When it stopped being desirable, she would take a taxi to her car and drive home. In the meantime, she was enjoying the experience of riding in a Rolls-Royce. She’d never done it before and it was most unlikely she would ever do it again. It felt luxurious. It smelled luxurious. She focussed her mind on memorising everything about it to tell Heather because it helped distract her from an acute awareness of the man sitting beside her.
He totally wrecked that mental exercise by reaching across, plucking her hand from her lap and stroking it with his long, elegant and highly sensual fingers. Her pulse bolted into overdrive. She found herself staring at their linked hands, fascinated by the juxtaposition of his olive skin and the extreme fairness of hers. She visualised them in bed together … naked … intertwined … black hair, red hair. The image was wickedly entrancing.

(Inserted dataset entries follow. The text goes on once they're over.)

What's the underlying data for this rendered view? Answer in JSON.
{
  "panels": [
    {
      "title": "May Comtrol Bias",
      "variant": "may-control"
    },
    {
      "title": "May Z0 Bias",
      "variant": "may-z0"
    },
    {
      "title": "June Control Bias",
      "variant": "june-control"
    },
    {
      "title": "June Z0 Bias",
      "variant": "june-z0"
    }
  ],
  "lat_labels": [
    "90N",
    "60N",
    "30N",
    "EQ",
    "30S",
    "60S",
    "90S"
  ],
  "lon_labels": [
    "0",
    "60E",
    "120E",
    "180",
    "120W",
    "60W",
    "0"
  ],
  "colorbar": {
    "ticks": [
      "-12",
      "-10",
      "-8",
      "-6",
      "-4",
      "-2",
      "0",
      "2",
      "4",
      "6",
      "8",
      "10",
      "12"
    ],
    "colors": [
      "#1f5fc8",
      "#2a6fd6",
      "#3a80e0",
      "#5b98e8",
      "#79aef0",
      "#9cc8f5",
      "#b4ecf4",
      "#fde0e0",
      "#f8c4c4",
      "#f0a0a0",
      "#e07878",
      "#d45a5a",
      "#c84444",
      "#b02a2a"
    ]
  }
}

Ben’s skin had been fair, though not as fair as hers. Jordan Powell was very different, in every sense. Was it the sheer contrast that made him so appealing? Why did being with him excite her so much? Was it the idea of living dangerously, which was not her usual style at all?
‘What are you thinking?’ he asked.
No way was she about to reveal those thoughts! ‘Where are we going?’ she countered, giving him a bright look of anticipation.
‘Wherever you want to go,’ he purred back at her, the sexy blue eyes inviting her to indulge any desire she had on her mind.
‘I meant the restaurant,’ she stated pointedly. ‘My car is parked near the gallery. If I decide to walk out on you, which I might want to do, I’d prefer not to have a long journey back to it.’
He laughed, squeezing her hand as though asserting his possession of her even as he replied, ‘Your escape route won’t be a hardship. The restaurant is at Rose Bay. In fact, we’re almost there.’